Widgy in Grass_BRManaging pasture can be a very important tool in controlling feeding cost for all livestock, particularly horses being kept on small acreages.  If pasture is going to provide a substantial amount of the required nutrition for a horse, it takes about 2-3 acres per 1100 pound adult horse.

There are a number of key steps in managing pastures, particularly small acreages

  1. Do not turn the animals out on pasture too early in the spring.  Forages need some growth to recover from the winter and allow root systems to develop.
    1. Do not turn animals out on tall cool season grasses such as brome grass and orchard grass until the plants are 8-10 inches tall.
    2. If pastures are short cool season grasses such as Kentucky blue grass or rye grass, the plants should be 6-8 inches tall before grazing.
    3. If you do not know your pasture composition, err on the side of allowing adequate growth before grazing.
  2. Remove animals from the pasture when plants are grazed down to 3-4 inches in height.  Grazing too early or too long and allowing animals to eat the grass off too close to the ground will kill the grass and turn the pasture into a dirt lot where the only green plants are weeds, requiring expensive renovation.
  3. If you have limited acreage, consider purchasing some temporary fencing so that you can rotate the pasture.
    1. The outer fencing should be a safe, permanent fencing.
    2. You can cross fence the pastures with temporary fencing such as capped steel posts and appropriate electric wire.
    3. By allowing the animals to graze one section, then moving them to another section to allow the first section to recover, total pasture yield can be increased substantially, helping to control total feed costs.
    4. Clip and drag the pastures after you pull the animals off to control weeds and control parasites and flies.
  4. Make certain that fresh clean water is available at all times and that salt is available at all times.  If you are not feeding a balanced horse feed or ration balancer, offer appropriate mineral free choice as well.
  5. If space is very limited, keep a dry lot area where animals can be fed and watered to prevent areas of pasture from being overgrazed.
  6. Check with your local extension team for additional recommendations for your area and for recommendations on fertilizing pastures.  Dr. Krishona Martinson at the University of Minnesota, St. Paul, MN has published some excellent guidelines for pasture management.

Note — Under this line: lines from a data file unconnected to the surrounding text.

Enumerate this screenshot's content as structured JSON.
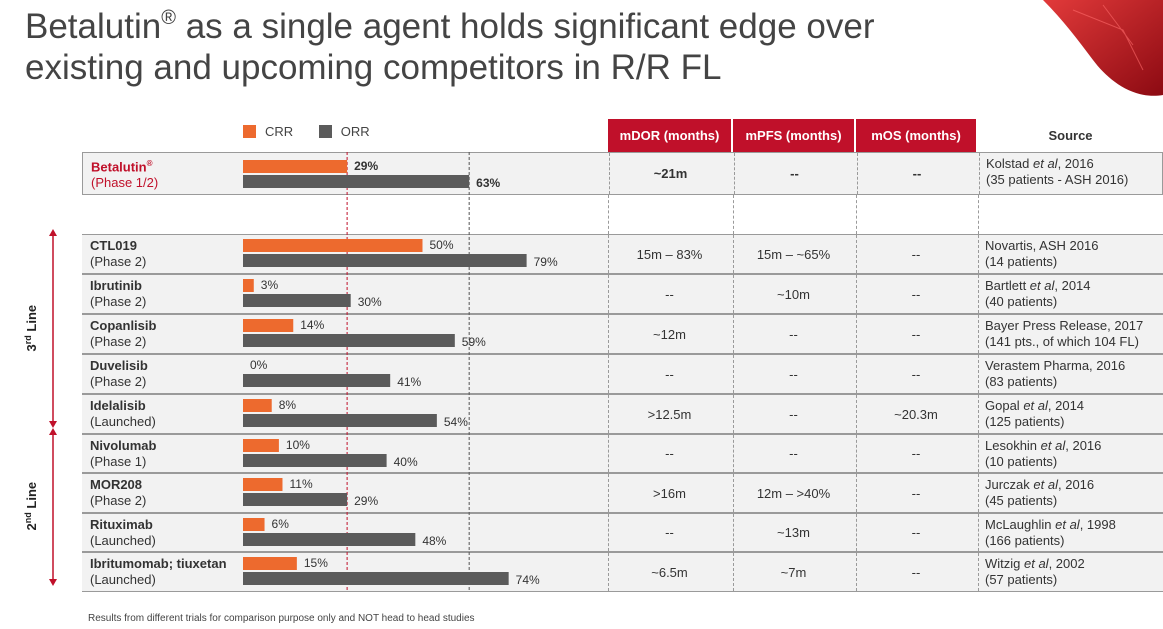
{
  "title": {
    "pre": "Betalutin",
    "mark": "®",
    "post": " as a single agent holds significant edge over existing and upcoming competitors in R/R FL"
  },
  "legend": {
    "crr": "CRR",
    "orr": "ORR"
  },
  "colors": {
    "crr": "#ed6a2e",
    "orr": "#5b5b5b",
    "accent": "#c0102a",
    "ref_line": "#c0102a"
  },
  "headers": {
    "mdor": "mDOR (months)",
    "mpfs": "mPFS (months)",
    "mos": "mOS (months)",
    "source": "Source"
  },
  "side_labels": {
    "third": {
      "pre": "3",
      "sup": "rd",
      "post": " Line"
    },
    "second": {
      "pre": "2",
      "sup": "nd",
      "post": " Line"
    }
  },
  "rows": [
    {
      "name": "Betalutin",
      "name_mark": "®",
      "phase": "(Phase 1/2)",
      "crr": 29,
      "orr": 63,
      "crr_label": "29%",
      "orr_label": "63%",
      "mdor": "~21m",
      "mpfs": "--",
      "mos": "--",
      "source1_pre": "Kolstad ",
      "source1_it": "et al",
      "source1_post": ", 2016",
      "source2": "(35 patients - ASH 2016)"
    },
    {
      "name": "CTL019",
      "phase": "(Phase 2)",
      "crr": 50,
      "orr": 79,
      "crr_label": "50%",
      "orr_label": "79%",
      "mdor": "15m – 83%",
      "mpfs": "15m – ~65%",
      "mos": "--",
      "source1_pre": "Novartis, ASH 2016",
      "source1_it": "",
      "source1_post": "",
      "source2": "(14 patients)"
    },
    {
      "name": "Ibrutinib",
      "phase": "(Phase 2)",
      "crr": 3,
      "orr": 30,
      "crr_label": "3%",
      "orr_label": "30%",
      "mdor": "--",
      "mpfs": "~10m",
      "mos": "--",
      "source1_pre": "Bartlett ",
      "source1_it": "et al",
      "source1_post": ", 2014",
      "source2": "(40 patients)"
    },
    {
      "name": "Copanlisib",
      "phase": "(Phase 2)",
      "crr": 14,
      "orr": 59,
      "crr_label": "14%",
      "orr_label": "59%",
      "mdor": "~12m",
      "mpfs": "--",
      "mos": "--",
      "source1_pre": "Bayer Press Release, 2017",
      "source1_it": "",
      "source1_post": "",
      "source2": "(141 pts., of which 104 FL)"
    },
    {
      "name": "Duvelisib",
      "phase": "(Phase 2)",
      "crr": 0,
      "orr": 41,
      "crr_label": "0%",
      "orr_label": "41%",
      "mdor": "--",
      "mpfs": "--",
      "mos": "--",
      "source1_pre": "Verastem Pharma, 2016",
      "source1_it": "",
      "source1_post": "",
      "source2": "(83 patients)"
    },
    {
      "name": "Idelalisib",
      "phase": "(Launched)",
      "crr": 8,
      "orr": 54,
      "crr_label": "8%",
      "orr_label": "54%",
      "mdor": ">12.5m",
      "mpfs": "--",
      "mos": "~20.3m",
      "source1_pre": "Gopal ",
      "source1_it": "et al",
      "source1_post": ", 2014",
      "source2": "(125 patients)"
    },
    {
      "name": "Nivolumab",
      "phase": "(Phase 1)",
      "crr": 10,
      "orr": 40,
      "crr_label": "10%",
      "orr_label": "40%",
      "mdor": "--",
      "mpfs": "--",
      "mos": "--",
      "source1_pre": "Lesokhin ",
      "source1_it": "et al",
      "source1_post": ", 2016",
      "source2": "(10 patients)"
    },
    {
      "name": "MOR208",
      "phase": "(Phase 2)",
      "crr": 11,
      "orr": 29,
      "crr_label": "11%",
      "orr_label": "29%",
      "mdor": ">16m",
      "mpfs": "12m – >40%",
      "mos": "--",
      "source1_pre": "Jurczak ",
      "source1_it": "et al",
      "source1_post": ", 2016",
      "source2": "(45 patients)"
    },
    {
      "name": "Rituximab",
      "phase": "(Launched)",
      "crr": 6,
      "orr": 48,
      "crr_label": "6%",
      "orr_label": "48%",
      "mdor": "--",
      "mpfs": "~13m",
      "mos": "--",
      "source1_pre": "McLaughlin ",
      "source1_it": "et al",
      "source1_post": ", 1998",
      "source2": "(166 patients)"
    },
    {
      "name": "Ibritumomab; tiuxetan",
      "phase": "(Launched)",
      "crr": 15,
      "orr": 74,
      "crr_label": "15%",
      "orr_label": "74%",
      "mdor": "~6.5m",
      "mpfs": "~7m",
      "mos": "--",
      "source1_pre": "Witzig ",
      "source1_it": "et al",
      "source1_post": ", 2002",
      "source2": "(57 patients)"
    }
  ],
  "chart_data": {
    "type": "bar",
    "orientation": "horizontal",
    "categories": [
      "Betalutin (Phase 1/2)",
      "CTL019 (Phase 2)",
      "Ibrutinib (Phase 2)",
      "Copanlisib (Phase 2)",
      "Duvelisib (Phase 2)",
      "Idelalisib (Launched)",
      "Nivolumab (Phase 1)",
      "MOR208 (Phase 2)",
      "Rituximab (Launched)",
      "Ibritumomab; tiuxetan (Launched)"
    ],
    "series": [
      {
        "name": "CRR",
        "values": [
          29,
          50,
          3,
          14,
          0,
          8,
          10,
          11,
          6,
          15
        ]
      },
      {
        "name": "ORR",
        "values": [
          63,
          79,
          30,
          59,
          41,
          54,
          40,
          29,
          48,
          74
        ]
      }
    ],
    "reference_lines": [
      29,
      63
    ],
    "xlim": [
      0,
      100
    ],
    "legend_position": "top"
  },
  "footnote": "Results from different trials for comparison purpose only and NOT head to head studies"
}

A small investment in supplies to allow pasture to be managed and rotated can pay for itself in higher pasture yields.  Managing the pastures and selecting the right feeds can help manage total yearly costs as well as improve animal health and condition.

5 Replies to “Manage Pasture to Help Control Horse Feed Costs”

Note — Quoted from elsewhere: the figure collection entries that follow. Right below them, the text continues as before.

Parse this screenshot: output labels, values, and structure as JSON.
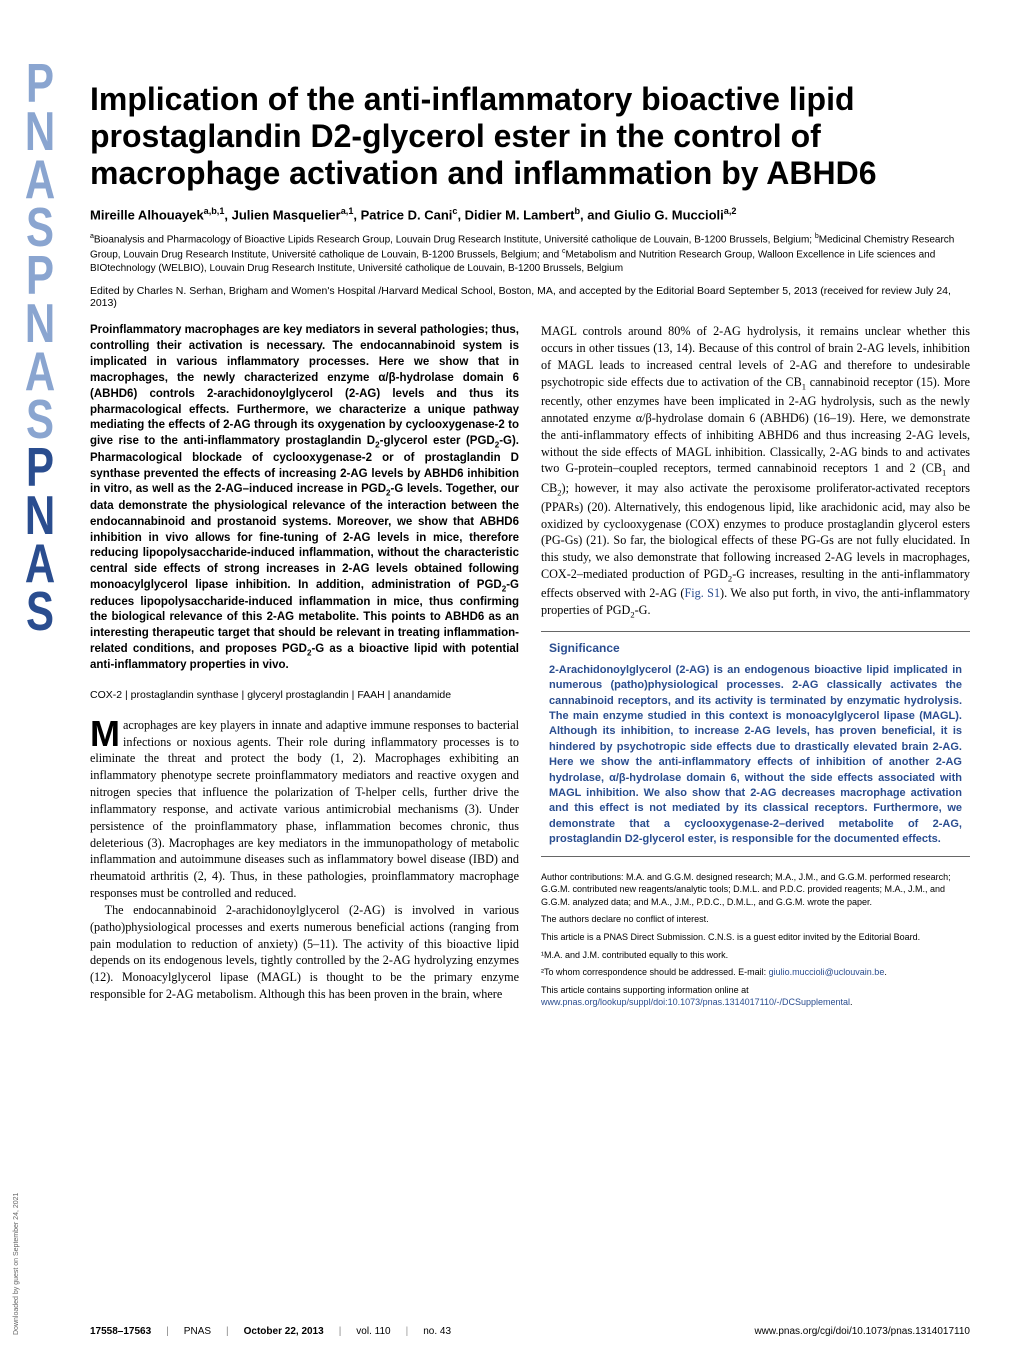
{
  "logo": {
    "letters": [
      "P",
      "N",
      "A",
      "S",
      "P",
      "N",
      "A",
      "S",
      "P",
      "N",
      "A",
      "S"
    ]
  },
  "title": "Implication of the anti-inflammatory bioactive lipid prostaglandin D2-glycerol ester in the control of macrophage activation and inflammation by ABHD6",
  "authors_html": "Mireille Alhouayek<sup>a,b,1</sup>, Julien Masquelier<sup>a,1</sup>, Patrice D. Cani<sup>c</sup>, Didier M. Lambert<sup>b</sup>, and Giulio G. Muccioli<sup>a,2</sup>",
  "affiliations_html": "<sup>a</sup>Bioanalysis and Pharmacology of Bioactive Lipids Research Group, Louvain Drug Research Institute, Université catholique de Louvain, B-1200 Brussels, Belgium; <sup>b</sup>Medicinal Chemistry Research Group, Louvain Drug Research Institute, Université catholique de Louvain, B-1200 Brussels, Belgium; and <sup>c</sup>Metabolism and Nutrition Research Group, Walloon Excellence in Life sciences and BIOtechnology (WELBIO), Louvain Drug Research Institute, Université catholique de Louvain, B-1200 Brussels, Belgium",
  "edited": "Edited by Charles N. Serhan, Brigham and Women's Hospital /Harvard Medical School, Boston, MA, and accepted by the Editorial Board September 5, 2013 (received for review July 24, 2013)",
  "abstract_html": "Proinflammatory macrophages are key mediators in several pathologies; thus, controlling their activation is necessary. The endocannabinoid system is implicated in various inflammatory processes. Here we show that in macrophages, the newly characterized enzyme α/β-hydrolase domain 6 (ABHD6) controls 2-arachidonoylglycerol (2-AG) levels and thus its pharmacological effects. Furthermore, we characterize a unique pathway mediating the effects of 2-AG through its oxygenation by cyclooxygenase-2 to give rise to the anti-inflammatory prostaglandin D<sub>2</sub>-glycerol ester (PGD<sub>2</sub>-G). Pharmacological blockade of cyclooxygenase-2 or of prostaglandin D synthase prevented the effects of increasing 2-AG levels by ABHD6 inhibition in vitro, as well as the 2-AG–induced increase in PGD<sub>2</sub>-G levels. Together, our data demonstrate the physiological relevance of the interaction between the endocannabinoid and prostanoid systems. Moreover, we show that ABHD6 inhibition in vivo allows for fine-tuning of 2-AG levels in mice, therefore reducing lipopolysaccharide-induced inflammation, without the characteristic central side effects of strong increases in 2-AG levels obtained following monoacylglycerol lipase inhibition. In addition, administration of PGD<sub>2</sub>-G reduces lipopolysaccharide-induced inflammation in mice, thus confirming the biological relevance of this 2-AG metabolite. This points to ABHD6 as an interesting therapeutic target that should be relevant in treating inflammation-related conditions, and proposes PGD<sub>2</sub>-G as a bioactive lipid with potential anti-inflammatory properties in vivo.",
  "keywords": "COX-2 | prostaglandin synthase | glyceryl prostaglandin | FAAH | anandamide",
  "body_col1_p1_html": "acrophages are key players in innate and adaptive immune responses to bacterial infections or noxious agents. Their role during inflammatory processes is to eliminate the threat and protect the body (1, 2). Macrophages exhibiting an inflammatory phenotype secrete proinflammatory mediators and reactive oxygen and nitrogen species that influence the polarization of T-helper cells, further drive the inflammatory response, and activate various antimicrobial mechanisms (3). Under persistence of the proinflammatory phase, inflammation becomes chronic, thus deleterious (3). Macrophages are key mediators in the immunopathology of metabolic inflammation and autoimmune diseases such as inflammatory bowel disease (IBD) and rheumatoid arthritis (2, 4). Thus, in these pathologies, proinflammatory macrophage responses must be controlled and reduced.",
  "body_col1_p2_html": "The endocannabinoid 2-arachidonoylglycerol (2-AG) is involved in various (patho)physiological processes and exerts numerous beneficial actions (ranging from pain modulation to reduction of anxiety) (5–11). The activity of this bioactive lipid depends on its endogenous levels, tightly controlled by the 2-AG hydrolyzing enzymes (12). Monoacylglycerol lipase (MAGL) is thought to be the primary enzyme responsible for 2-AG metabolism. Although this has been proven in the brain, where",
  "body_col2_p1_html": "MAGL controls around 80% of 2-AG hydrolysis, it remains unclear whether this occurs in other tissues (13, 14). Because of this control of brain 2-AG levels, inhibition of MAGL leads to increased central levels of 2-AG and therefore to undesirable psychotropic side effects due to activation of the CB<sub>1</sub> cannabinoid receptor (15). More recently, other enzymes have been implicated in 2-AG hydrolysis, such as the newly annotated enzyme α/β-hydrolase domain 6 (ABHD6) (16–19). Here, we demonstrate the anti-inflammatory effects of inhibiting ABHD6 and thus increasing 2-AG levels, without the side effects of MAGL inhibition. Classically, 2-AG binds to and activates two G-protein–coupled receptors, termed cannabinoid receptors 1 and 2 (CB<sub>1</sub> and CB<sub>2</sub>); however, it may also activate the peroxisome proliferator-activated receptors (PPARs) (20). Alternatively, this endogenous lipid, like arachidonic acid, may also be oxidized by cyclooxygenase (COX) enzymes to produce prostaglandin glycerol esters (PG-Gs) (21). So far, the biological effects of these PG-Gs are not fully elucidated. In this study, we also demonstrate that following increased 2-AG levels in macrophages, COX-2–mediated production of PGD<sub>2</sub>-G increases, resulting in the anti-inflammatory effects observed with 2-AG (<a>Fig. S1</a>). We also put forth, in vivo, the anti-inflammatory properties of PGD<sub>2</sub>-G.",
  "significance": {
    "title": "Significance",
    "text_html": "2-Arachidonoylglycerol (2-AG) is an endogenous bioactive lipid implicated in numerous (patho)physiological processes. 2-AG classically activates the cannabinoid receptors, and its activity is terminated by enzymatic hydrolysis. The main enzyme studied in this context is monoacylglycerol lipase (MAGL). Although its inhibition, to increase 2-AG levels, has proven beneficial, it is hindered by psychotropic side effects due to drastically elevated brain 2-AG. Here we show the anti-inflammatory effects of inhibition of another 2-AG hydrolase, α/β-hydrolase domain 6, without the side effects associated with MAGL inhibition. We also show that 2-AG decreases macrophage activation and this effect is not mediated by its classical receptors. Furthermore, we demonstrate that a cyclooxygenase-2–derived metabolite of 2-AG, prostaglandin D2-glycerol ester, is responsible for the documented effects."
  },
  "footnotes": {
    "contributions": "Author contributions: M.A. and G.G.M. designed research; M.A., J.M., and G.G.M. performed research; G.G.M. contributed new reagents/analytic tools; D.M.L. and P.D.C. provided reagents; M.A., J.M., and G.G.M. analyzed data; and M.A., J.M., P.D.C., D.M.L., and G.G.M. wrote the paper.",
    "conflict": "The authors declare no conflict of interest.",
    "submission": "This article is a PNAS Direct Submission. C.N.S. is a guest editor invited by the Editorial Board.",
    "equal": "¹M.A. and J.M. contributed equally to this work.",
    "correspondence_html": "²To whom correspondence should be addressed. E-mail: <a>giulio.muccioli@uclouvain.be</a>.",
    "supporting_html": "This article contains supporting information online at <a>www.pnas.org/lookup/suppl/doi:10.1073/pnas.1314017110/-/DCSupplemental</a>."
  },
  "footer": {
    "pages": "17558–17563",
    "journal": "PNAS",
    "date": "October 22, 2013",
    "vol": "vol. 110",
    "no": "no. 43",
    "url": "www.pnas.org/cgi/doi/10.1073/pnas.1314017110"
  },
  "download_note": "Downloaded by guest on September 24, 2021",
  "colors": {
    "pnas_blue": "#2a4d8f",
    "pnas_light": "#8aa5d0",
    "text": "#000000",
    "background": "#ffffff"
  },
  "typography": {
    "title_fontsize": 32,
    "authors_fontsize": 13,
    "body_fontsize": 12.2,
    "abstract_fontsize": 11.5,
    "footnote_fontsize": 9,
    "footer_fontsize": 10
  }
}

  1. I have an easy keeper and feed him about 2 lbs of Special Care per day. Your guideline says to feed the pasture equivalent to hay. How do you figure that out?

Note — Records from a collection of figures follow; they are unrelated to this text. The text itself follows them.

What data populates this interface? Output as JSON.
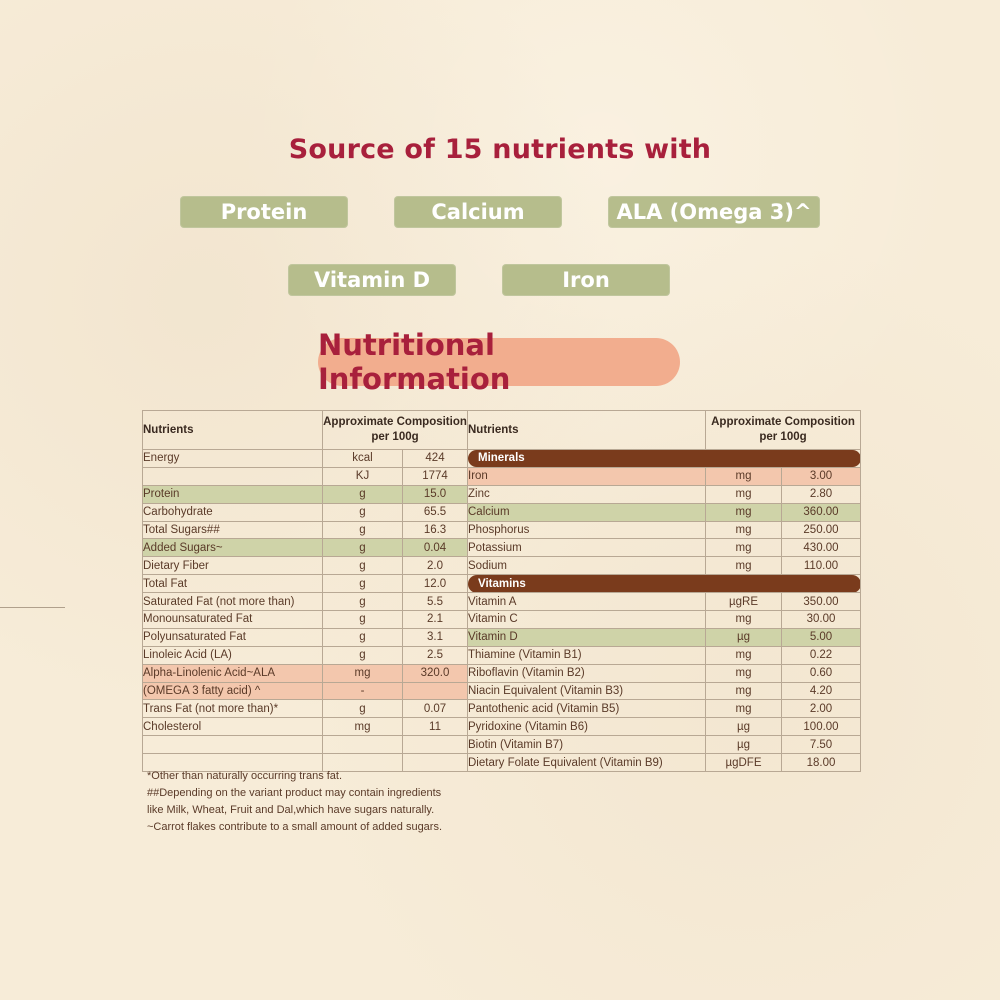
{
  "headline": "Source of 15 nutrients with",
  "highlights": [
    "Protein",
    "Calcium",
    "ALA (Omega 3)^",
    "Vitamin D",
    "Iron"
  ],
  "section_title": "Nutritional Information",
  "left_table": {
    "headers": {
      "nutrients": "Nutrients",
      "composition_1": "Approximate Composition",
      "composition_2": "per 100g"
    },
    "rows": [
      {
        "name": "Energy",
        "unit": "kcal",
        "value": "424"
      },
      {
        "name": "",
        "unit": "KJ",
        "value": "1774"
      },
      {
        "name": "Protein",
        "unit": "g",
        "value": "15.0"
      },
      {
        "name": "Carbohydrate",
        "unit": "g",
        "value": "65.5"
      },
      {
        "name": "Total Sugars##",
        "unit": "g",
        "value": "16.3"
      },
      {
        "name": "Added Sugars~",
        "unit": "g",
        "value": "0.04"
      },
      {
        "name": "Dietary Fiber",
        "unit": "g",
        "value": "2.0"
      },
      {
        "name": "Total Fat",
        "unit": "g",
        "value": "12.0"
      },
      {
        "name": "Saturated Fat (not more than)",
        "unit": "g",
        "value": "5.5"
      },
      {
        "name": "Monounsaturated Fat",
        "unit": "g",
        "value": "2.1"
      },
      {
        "name": "Polyunsaturated Fat",
        "unit": "g",
        "value": "3.1"
      },
      {
        "name": "Linoleic Acid (LA)",
        "unit": "g",
        "value": "2.5"
      },
      {
        "name": "Alpha-Linolenic Acid~ALA",
        "unit": "mg",
        "value": "320.0"
      },
      {
        "name": "(OMEGA 3 fatty acid) ^",
        "unit": "-",
        "value": ""
      },
      {
        "name": "Trans Fat (not more than)*",
        "unit": "g",
        "value": "0.07"
      },
      {
        "name": "Cholesterol",
        "unit": "mg",
        "value": "11"
      },
      {
        "name": "",
        "unit": "",
        "value": ""
      },
      {
        "name": "",
        "unit": "",
        "value": ""
      }
    ]
  },
  "right_table": {
    "headers": {
      "nutrients": "Nutrients",
      "composition_1": "Approximate Composition",
      "composition_2": "per 100g"
    },
    "minerals_label": "Minerals",
    "minerals": [
      {
        "name": "Iron",
        "unit": "mg",
        "value": "3.00"
      },
      {
        "name": "Zinc",
        "unit": "mg",
        "value": "2.80"
      },
      {
        "name": "Calcium",
        "unit": "mg",
        "value": "360.00"
      },
      {
        "name": "Phosphorus",
        "unit": "mg",
        "value": "250.00"
      },
      {
        "name": "Potassium",
        "unit": "mg",
        "value": "430.00"
      },
      {
        "name": "Sodium",
        "unit": "mg",
        "value": "110.00"
      }
    ],
    "vitamins_label": "Vitamins",
    "vitamins": [
      {
        "name": "Vitamin A",
        "unit": "µgRE",
        "value": "350.00"
      },
      {
        "name": "Vitamin C",
        "unit": "mg",
        "value": "30.00"
      },
      {
        "name": "Vitamin D",
        "unit": "µg",
        "value": "5.00"
      },
      {
        "name": "Thiamine (Vitamin B1)",
        "unit": "mg",
        "value": "0.22"
      },
      {
        "name": "Riboflavin (Vitamin B2)",
        "unit": "mg",
        "value": "0.60"
      },
      {
        "name": "Niacin Equivalent (Vitamin B3)",
        "unit": "mg",
        "value": "4.20"
      },
      {
        "name": "Pantothenic acid (Vitamin B5)",
        "unit": "mg",
        "value": "2.00"
      },
      {
        "name": "Pyridoxine (Vitamin B6)",
        "unit": "µg",
        "value": "100.00"
      },
      {
        "name": "Biotin (Vitamin B7)",
        "unit": "µg",
        "value": "7.50"
      },
      {
        "name": "Dietary Folate Equivalent (Vitamin B9)",
        "unit": "µgDFE",
        "value": "18.00"
      }
    ]
  },
  "footnotes": [
    "*Other than naturally occurring trans fat.",
    "##Depending on the variant product may contain ingredients",
    "like Milk, Wheat, Fruit and Dal,which have sugars naturally.",
    "~Carrot flakes contribute to a small amount of added sugars."
  ],
  "colors": {
    "accent": "#a8203c",
    "pill": "#b6bd8c",
    "title_bg": "#f2ad8e",
    "category_bar": "#7a3b1c",
    "row_green": "#cfd3a8",
    "row_peach": "#f3c7ad"
  }
}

    1. Hello Richard, Horses on full time pasture turnout will consume on average 1-1.25 pounds of forage per hour, if adequate pasture is available. If the horse grazed for 60% of the time while in pasture, the consumption rate would be a minimum of 14.4 pounds. (24 hours x 60 % grazing time x 1 pound per hour). If you are feeding hay, you want to ensure that your horse is consuming 2% of its bodyweight per day in feed (grain + hay) and since you can weigh the flakes you are feeding, it’s a lot easier to control.
      Hope this answers your question. If you need further assistance, please let us know!

  2. We are planning to start a hobby farm and this is very new to us. When looking at properties, we have found 8 acres of wooded acreage surrounded by some swamp and a creek and another property that has 4 acres of basically green grass. Which would be better for a pasture?

    1. Hi Kristin, Unless you have access to the tools needed to clearcut and plant the woods, we would recommend going with the 4 acres property that is already in grass. Best of luck to you and enjoy the hobby farm life!